Twelfth Night or What You Will
|Date||19th November 2015|
|Society||Stevenage Lytton Players|
|Venue||The Lytton Theatre|
|Type of Production||Play|
|Musical Director||Incidental Music - Barry Woolhead|
Author: Vicki Avery
Director, Andreas Georgiou, showed ambition and enthusiasm in this production throughout. Taking a blank canvas approach, he opted to set the play on a two third stage leaving space behind for unseen movement and manipulation. Throughout the production, key direction elements such as interpretation, continuous action, spatial consistency and visual variety were all apparent and consistent. The set was extremely simple and this worked well in minimizing transitions and keeping pace.
On the whole, the principals delivered with confident and consistent character portrayals, with nice variation and contrast between each character; evidently working hard to interpret the play and make the parts their own. Viola (Grace Maynard) gave an impeccable performance, which could not be faulted and Alex Hancock was commendable as Orsino.
Of particular note were the performances provided by the innuendo comedy duo, Sir Toby Belch (Bob Sage) and Sir Aguecheek (Tom Bright), who both played their roles extremely well.
Malvolio (Harry Harding) also delivered with a great recital and displayed some good characterisation throughout, and I was also impressed with the performance provided by Jaysica Marvell (Maria).
For me the truest performance of the evening was that of Feste (Barry Woolhead). The use of pause and pace of delivery was commendable and I enjoyed the characterization very much indeed. Congratulations.
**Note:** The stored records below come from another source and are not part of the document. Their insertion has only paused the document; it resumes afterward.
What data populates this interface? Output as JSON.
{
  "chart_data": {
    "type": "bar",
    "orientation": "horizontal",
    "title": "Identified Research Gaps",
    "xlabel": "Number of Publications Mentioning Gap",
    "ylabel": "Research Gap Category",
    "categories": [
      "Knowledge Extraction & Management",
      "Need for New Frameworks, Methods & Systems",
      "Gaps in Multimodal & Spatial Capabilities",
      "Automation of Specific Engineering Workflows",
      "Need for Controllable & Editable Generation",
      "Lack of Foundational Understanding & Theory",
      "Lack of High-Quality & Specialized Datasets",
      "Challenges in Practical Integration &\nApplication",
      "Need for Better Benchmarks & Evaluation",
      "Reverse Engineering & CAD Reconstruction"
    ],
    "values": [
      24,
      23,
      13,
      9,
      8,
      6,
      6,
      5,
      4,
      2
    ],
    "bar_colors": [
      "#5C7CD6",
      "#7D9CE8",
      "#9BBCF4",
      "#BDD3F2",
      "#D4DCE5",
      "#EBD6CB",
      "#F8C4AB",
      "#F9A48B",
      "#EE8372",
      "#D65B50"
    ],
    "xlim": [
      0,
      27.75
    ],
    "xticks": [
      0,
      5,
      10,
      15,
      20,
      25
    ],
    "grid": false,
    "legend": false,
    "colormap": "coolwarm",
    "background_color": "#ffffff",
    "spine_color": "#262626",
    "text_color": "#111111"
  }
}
With such a complicated linguistic style in comparison to today’s modern norm, diction, projection and all-round clarity of speech are integral to successfully communicating a Shakespearean play to an audience. I thought that as a whole, the entire cast delivered successfully with this and should be very proud of the standard achieved, although at times diction was lost amid the action and on occasion delivery was a little too fast.
On reflection, I thought that this was a very enjoyable production that was well produced.
Thank you once again for your generous hospitality.